Natasha arched an eyebrow. "Something new?"

Mikhail licked his lips nervously. The gun wasn’t quite pointed in her direction yet, as if he was hesitant to threaten her. “Some innovation the General acquired,” Mikhail said with a sideways head motion that was probably a shrug, though the rest of his body was concealed by swirling smoke. “It’s supposed to make it quieter.”

Mikhail’s gun wavered and then, with a final certainty, swung to point at Natasha. “For what it’s worth, I am sorry.” He raised the weapon a little higher and then fired.

Just as he did, the ensorcelled Wraith Trooper lunged forward into his line of fire. The weapon's report was a loud cough. The trooper stumbled but didn't fall.

"What? What was that?" he asked. He looked around wildly. There was a clink of metal as a smushed bullet fell to the floor, having been stopped by the brown cloak the trooper wore.

"Never use a weapon you don't understand," Natasha chided.

Mikhail stared wildly at his gun. "But it's just supposed to make it quieter."

She shook her head. He had been a useful underling, but he really was desperately unimaginative.

“Not the gun. The cloaks.” She reached out towards the trooper who had been shot. “This one was from my personal stock.”

Her hand came nowhere near him, but her power flowed into the garment a second time. The cloak which had turned into leather now swirled back into a cloud of black smoke which wrapped itself completely around the man. Then it tightened.

The man screamed but was quickly cut off into a strangled gurgle. The cloak contracted in on itself and then lifted up into the air. His leather shoes could be seen below the swirling cloud, kicking at nothing.

She lifted a hand towards the second trooper. "This one is just a cheap imitation."

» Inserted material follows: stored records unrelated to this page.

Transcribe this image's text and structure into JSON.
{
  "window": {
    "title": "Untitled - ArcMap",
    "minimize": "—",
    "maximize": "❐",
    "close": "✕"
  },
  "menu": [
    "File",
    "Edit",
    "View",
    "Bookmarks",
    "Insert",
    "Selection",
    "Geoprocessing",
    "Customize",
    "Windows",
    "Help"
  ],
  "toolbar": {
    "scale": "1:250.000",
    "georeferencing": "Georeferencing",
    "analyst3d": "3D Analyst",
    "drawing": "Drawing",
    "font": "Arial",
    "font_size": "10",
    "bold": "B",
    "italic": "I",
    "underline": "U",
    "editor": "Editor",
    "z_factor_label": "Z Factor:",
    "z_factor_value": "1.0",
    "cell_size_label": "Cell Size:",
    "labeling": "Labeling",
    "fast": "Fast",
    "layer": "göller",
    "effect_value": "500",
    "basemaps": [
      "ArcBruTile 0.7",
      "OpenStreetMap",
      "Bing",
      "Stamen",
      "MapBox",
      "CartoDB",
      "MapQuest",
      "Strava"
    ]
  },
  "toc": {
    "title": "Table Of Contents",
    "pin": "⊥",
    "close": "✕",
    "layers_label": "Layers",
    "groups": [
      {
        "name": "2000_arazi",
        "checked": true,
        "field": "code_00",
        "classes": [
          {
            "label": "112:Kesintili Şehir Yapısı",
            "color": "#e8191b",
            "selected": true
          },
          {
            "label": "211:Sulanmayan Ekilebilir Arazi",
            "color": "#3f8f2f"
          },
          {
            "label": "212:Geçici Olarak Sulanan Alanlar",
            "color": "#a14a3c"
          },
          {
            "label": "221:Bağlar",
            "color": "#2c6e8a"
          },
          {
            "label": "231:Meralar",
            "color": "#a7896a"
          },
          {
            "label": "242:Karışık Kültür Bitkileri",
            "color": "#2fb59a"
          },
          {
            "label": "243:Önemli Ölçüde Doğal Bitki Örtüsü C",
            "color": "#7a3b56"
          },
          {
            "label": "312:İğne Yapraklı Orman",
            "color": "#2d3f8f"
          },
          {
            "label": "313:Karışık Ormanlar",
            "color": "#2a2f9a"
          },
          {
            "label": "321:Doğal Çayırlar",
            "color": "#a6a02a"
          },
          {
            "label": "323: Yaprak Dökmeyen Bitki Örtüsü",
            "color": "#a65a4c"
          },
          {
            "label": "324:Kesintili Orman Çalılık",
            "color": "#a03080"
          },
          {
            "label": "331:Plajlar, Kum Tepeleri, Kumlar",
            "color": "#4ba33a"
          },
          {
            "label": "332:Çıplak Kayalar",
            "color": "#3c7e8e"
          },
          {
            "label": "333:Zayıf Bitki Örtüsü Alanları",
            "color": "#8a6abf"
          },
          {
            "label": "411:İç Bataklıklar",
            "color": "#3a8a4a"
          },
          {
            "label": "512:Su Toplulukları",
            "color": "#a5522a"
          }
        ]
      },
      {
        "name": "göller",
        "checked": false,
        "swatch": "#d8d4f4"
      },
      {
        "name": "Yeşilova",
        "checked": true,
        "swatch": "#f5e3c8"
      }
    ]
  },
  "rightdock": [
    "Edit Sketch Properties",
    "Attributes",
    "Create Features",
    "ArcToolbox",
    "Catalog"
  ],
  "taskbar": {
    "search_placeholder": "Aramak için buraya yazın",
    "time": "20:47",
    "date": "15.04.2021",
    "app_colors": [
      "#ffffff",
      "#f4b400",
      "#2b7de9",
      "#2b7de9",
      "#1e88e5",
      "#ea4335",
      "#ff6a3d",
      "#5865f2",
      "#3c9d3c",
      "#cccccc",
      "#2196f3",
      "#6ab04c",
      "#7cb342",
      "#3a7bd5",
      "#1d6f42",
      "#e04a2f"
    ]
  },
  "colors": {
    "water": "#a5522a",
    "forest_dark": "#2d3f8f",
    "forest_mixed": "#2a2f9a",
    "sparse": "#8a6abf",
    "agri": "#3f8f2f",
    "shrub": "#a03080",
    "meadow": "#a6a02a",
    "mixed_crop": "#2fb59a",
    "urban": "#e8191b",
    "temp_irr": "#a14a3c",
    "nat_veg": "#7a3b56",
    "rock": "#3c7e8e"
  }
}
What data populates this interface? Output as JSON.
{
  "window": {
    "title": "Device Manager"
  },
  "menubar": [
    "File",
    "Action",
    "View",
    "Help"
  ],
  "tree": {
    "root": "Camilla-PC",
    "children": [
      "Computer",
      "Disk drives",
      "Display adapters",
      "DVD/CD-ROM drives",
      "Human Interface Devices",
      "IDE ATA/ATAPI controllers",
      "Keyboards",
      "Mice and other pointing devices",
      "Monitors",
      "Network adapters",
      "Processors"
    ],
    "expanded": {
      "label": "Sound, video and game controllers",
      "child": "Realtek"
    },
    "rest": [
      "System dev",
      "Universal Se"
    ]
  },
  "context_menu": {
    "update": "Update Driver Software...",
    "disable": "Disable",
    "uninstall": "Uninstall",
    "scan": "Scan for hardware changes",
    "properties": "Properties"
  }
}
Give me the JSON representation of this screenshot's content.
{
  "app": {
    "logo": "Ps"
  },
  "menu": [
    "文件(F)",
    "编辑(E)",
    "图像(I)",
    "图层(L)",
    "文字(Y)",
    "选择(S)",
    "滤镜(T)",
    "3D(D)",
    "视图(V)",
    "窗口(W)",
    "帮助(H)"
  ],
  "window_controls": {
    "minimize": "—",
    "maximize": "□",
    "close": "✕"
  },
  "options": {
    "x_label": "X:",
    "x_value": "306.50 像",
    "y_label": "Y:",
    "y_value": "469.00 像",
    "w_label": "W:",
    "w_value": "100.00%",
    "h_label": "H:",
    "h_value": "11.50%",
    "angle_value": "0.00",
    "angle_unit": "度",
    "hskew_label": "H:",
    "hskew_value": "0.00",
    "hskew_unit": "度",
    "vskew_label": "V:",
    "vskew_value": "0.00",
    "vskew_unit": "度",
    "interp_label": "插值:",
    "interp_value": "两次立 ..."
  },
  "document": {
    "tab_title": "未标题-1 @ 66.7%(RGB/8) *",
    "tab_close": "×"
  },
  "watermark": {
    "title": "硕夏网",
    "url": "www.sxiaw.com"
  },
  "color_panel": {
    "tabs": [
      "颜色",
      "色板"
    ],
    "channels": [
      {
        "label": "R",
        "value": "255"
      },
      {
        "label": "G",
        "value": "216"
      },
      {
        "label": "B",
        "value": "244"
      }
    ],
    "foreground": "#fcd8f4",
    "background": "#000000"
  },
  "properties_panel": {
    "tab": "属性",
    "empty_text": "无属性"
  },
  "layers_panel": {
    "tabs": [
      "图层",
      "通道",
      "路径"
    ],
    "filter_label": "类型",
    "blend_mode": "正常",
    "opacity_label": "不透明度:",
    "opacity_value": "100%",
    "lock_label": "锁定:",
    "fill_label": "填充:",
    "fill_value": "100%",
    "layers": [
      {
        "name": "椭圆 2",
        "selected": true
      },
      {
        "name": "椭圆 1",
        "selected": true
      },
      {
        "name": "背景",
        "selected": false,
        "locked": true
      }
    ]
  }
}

"Stop her!" The man yelled and made a desperate lunge towards Natasha. Before he could reach her, his cloak burst into flames. This man's scream did not cut off but went on and on as the flames burned. There was no heat in them that Natasha could feel, and the fire did not spread. The flames themselves were an eerie yellow without the orange tongues that one would expect. No smoke came from the fire, and no heat, but the man still burned. His agonized scream wavered and fell as his body was consumed. The cloak itself burned away completely, and when it was gone, it left behind a charred husk that crumpled to the ground.

Mikhail was on his knees. His pistol on the floor in front of him. He was struggling out of his cloak and holding it up with trembling hands. "Please!" he said. "Please!"

Natasha smiled and stepped forward to take back her possessions. As she did so, she felt something moving towards them, something old and dangerous.